Beyond Trajectory Rewards: Step-level Credit Assignment for Agentic Search via Graph Modeling
For researchers in agentic search and reinforcement learning, this provides a novel method to assign credit to individual steps without costly tree sampling, improving training efficiency.
The paper tackles step-level credit assignment in Agentic Search, where trajectory-level rewards are insufficient. It proposes GDCR, a step-level reward based on graph distance to the answer node, and SAPO, which combines step-level and trajectory-level advantages, achieving strong results on four benchmarks.

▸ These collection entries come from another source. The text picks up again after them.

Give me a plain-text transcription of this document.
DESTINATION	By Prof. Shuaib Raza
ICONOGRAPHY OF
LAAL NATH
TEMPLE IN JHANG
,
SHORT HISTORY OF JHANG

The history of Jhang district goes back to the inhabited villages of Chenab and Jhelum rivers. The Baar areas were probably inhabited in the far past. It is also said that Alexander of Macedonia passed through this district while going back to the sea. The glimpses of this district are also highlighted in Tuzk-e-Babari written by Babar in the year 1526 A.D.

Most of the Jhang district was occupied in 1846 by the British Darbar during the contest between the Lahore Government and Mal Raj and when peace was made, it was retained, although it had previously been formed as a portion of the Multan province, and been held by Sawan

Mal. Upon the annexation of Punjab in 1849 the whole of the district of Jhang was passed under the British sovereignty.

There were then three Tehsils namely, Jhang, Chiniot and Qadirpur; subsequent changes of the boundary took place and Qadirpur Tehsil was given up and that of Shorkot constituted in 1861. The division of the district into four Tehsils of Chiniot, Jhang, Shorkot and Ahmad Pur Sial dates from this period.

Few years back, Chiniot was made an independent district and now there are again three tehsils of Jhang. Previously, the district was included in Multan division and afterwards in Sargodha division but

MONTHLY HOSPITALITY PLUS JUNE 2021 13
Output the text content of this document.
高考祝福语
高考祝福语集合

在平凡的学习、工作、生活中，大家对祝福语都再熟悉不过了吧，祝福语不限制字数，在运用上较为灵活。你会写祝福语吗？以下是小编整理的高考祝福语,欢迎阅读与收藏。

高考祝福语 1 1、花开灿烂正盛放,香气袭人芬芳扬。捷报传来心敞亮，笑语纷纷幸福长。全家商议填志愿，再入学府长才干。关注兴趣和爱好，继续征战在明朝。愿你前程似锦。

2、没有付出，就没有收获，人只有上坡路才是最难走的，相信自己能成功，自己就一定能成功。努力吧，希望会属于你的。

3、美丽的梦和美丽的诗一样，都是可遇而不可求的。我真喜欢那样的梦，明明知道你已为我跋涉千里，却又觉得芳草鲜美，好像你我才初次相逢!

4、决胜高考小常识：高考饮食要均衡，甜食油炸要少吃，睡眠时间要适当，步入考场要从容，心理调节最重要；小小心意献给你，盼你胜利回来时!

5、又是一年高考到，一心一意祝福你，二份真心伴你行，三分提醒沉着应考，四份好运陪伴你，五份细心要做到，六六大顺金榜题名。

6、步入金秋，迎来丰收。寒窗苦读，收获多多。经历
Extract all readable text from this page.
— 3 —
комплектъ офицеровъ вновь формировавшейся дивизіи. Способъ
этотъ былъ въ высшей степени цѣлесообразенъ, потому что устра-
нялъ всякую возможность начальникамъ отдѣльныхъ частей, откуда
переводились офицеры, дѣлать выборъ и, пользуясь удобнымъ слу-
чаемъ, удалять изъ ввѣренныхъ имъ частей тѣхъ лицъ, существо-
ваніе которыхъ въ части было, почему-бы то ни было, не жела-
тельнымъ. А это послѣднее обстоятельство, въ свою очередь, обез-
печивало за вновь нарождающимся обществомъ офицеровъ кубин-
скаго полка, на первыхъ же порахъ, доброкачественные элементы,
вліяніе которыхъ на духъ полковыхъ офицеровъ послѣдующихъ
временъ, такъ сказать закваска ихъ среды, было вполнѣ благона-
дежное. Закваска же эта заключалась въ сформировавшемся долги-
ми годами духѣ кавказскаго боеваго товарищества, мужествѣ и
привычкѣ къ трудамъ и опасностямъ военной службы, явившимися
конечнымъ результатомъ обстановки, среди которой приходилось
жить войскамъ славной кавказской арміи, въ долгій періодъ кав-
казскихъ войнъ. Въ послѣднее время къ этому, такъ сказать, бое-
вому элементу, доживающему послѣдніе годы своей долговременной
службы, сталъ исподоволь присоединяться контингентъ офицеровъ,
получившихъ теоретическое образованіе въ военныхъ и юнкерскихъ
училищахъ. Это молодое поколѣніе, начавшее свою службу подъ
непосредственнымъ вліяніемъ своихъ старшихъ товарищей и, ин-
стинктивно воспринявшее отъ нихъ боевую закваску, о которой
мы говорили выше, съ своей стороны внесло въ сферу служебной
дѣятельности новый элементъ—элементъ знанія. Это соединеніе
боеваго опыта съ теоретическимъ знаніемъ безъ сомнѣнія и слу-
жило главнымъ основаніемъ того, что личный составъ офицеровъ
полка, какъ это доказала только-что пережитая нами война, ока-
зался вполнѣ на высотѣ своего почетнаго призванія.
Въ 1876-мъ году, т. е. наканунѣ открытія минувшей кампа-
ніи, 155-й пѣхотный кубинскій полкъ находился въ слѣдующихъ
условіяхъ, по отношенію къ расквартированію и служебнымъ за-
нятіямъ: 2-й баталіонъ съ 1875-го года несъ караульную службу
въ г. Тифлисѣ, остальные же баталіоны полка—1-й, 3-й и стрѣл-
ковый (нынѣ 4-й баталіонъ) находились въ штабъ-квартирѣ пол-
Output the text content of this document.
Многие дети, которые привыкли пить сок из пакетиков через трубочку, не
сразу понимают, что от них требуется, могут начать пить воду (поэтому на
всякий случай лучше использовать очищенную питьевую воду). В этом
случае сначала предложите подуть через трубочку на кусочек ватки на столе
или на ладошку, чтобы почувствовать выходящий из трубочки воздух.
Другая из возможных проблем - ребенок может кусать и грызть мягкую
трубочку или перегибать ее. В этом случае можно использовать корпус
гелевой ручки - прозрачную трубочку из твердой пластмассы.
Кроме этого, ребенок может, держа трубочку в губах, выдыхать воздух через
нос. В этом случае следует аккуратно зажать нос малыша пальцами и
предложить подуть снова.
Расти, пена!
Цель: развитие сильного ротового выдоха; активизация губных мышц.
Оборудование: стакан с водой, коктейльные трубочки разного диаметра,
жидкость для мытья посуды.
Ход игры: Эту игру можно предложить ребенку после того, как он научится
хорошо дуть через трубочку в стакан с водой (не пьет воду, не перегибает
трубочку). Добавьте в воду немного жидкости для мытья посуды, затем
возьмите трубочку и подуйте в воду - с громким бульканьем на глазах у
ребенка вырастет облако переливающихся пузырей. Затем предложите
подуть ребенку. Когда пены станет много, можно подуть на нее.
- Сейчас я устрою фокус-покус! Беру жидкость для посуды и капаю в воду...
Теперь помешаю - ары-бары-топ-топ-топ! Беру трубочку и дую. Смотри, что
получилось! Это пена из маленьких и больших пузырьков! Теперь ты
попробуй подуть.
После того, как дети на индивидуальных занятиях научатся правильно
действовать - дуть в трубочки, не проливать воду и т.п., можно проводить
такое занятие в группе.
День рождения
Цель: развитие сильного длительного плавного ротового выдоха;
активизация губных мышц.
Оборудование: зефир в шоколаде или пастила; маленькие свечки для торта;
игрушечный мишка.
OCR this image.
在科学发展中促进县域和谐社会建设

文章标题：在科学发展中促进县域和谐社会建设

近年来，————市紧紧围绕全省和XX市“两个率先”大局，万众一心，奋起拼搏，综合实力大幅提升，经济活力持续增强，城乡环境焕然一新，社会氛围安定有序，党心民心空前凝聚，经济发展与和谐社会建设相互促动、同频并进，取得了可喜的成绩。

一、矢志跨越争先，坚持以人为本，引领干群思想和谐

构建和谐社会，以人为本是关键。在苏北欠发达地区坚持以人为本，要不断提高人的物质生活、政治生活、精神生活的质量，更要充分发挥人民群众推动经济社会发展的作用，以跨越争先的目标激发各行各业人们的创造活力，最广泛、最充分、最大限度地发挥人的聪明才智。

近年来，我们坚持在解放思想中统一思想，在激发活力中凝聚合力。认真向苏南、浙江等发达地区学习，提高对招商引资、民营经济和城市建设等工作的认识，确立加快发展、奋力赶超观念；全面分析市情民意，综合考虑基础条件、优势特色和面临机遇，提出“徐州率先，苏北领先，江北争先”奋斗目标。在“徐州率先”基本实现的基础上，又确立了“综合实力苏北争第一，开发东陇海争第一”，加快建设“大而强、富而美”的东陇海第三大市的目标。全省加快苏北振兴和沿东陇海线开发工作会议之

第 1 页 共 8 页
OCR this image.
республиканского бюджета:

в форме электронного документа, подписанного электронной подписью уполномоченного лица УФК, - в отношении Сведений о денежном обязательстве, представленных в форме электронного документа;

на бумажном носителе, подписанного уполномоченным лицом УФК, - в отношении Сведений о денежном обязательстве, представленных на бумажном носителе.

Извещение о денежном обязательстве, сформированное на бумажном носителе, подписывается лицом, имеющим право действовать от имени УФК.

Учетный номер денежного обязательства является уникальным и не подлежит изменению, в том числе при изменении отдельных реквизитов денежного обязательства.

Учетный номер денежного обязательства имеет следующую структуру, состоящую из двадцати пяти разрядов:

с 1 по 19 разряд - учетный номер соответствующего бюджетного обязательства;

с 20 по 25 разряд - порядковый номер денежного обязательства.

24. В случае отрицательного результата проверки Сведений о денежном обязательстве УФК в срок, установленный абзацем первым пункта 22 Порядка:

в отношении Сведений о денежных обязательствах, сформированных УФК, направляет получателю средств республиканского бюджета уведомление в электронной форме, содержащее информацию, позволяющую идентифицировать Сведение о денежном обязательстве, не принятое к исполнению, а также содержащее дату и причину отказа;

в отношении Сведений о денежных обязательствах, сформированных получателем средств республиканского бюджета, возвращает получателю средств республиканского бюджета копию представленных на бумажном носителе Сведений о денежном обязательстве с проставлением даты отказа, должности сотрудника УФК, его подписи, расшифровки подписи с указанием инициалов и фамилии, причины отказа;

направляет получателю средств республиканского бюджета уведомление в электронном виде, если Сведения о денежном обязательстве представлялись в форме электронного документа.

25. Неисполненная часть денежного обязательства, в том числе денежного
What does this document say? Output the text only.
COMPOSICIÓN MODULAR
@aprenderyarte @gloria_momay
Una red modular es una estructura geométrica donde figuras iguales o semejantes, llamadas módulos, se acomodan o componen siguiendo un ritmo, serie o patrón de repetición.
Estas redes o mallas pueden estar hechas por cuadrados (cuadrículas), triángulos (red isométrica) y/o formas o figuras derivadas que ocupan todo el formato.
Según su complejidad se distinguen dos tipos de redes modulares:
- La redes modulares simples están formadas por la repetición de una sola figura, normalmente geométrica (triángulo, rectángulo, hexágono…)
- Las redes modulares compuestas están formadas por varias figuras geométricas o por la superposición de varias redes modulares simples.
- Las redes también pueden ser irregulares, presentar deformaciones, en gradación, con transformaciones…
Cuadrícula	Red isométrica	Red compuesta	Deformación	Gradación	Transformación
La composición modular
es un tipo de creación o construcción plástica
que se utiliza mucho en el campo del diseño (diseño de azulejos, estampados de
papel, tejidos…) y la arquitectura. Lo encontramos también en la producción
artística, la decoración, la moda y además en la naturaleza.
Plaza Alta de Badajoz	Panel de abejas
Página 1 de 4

In Agentic Search, trajectory-level outcome rewards fail to quantify the behavioral contributions of individual steps, while existing step-level reward methods typically rely on costly tree sampling. We view world knowledge as a latent world graph and each IS task as search within a latent task graph, where effective steps should make graph progress toward the answer node. Based on this prior, we propose Graph-Distance Contribution Reward (GDCR), a step-level process reward that scores newly-retrieved and newly-cited entities by their distance to the answer node in a training-time Entity-Relation (ER) graph. We further propose Step Advantage Policy Optimization (SAPO), which converts GDCR into step-level advantages and combines them with trajectory-level outcome advantages. Experiments on four challenging benchmarks validate the effectiveness of our method.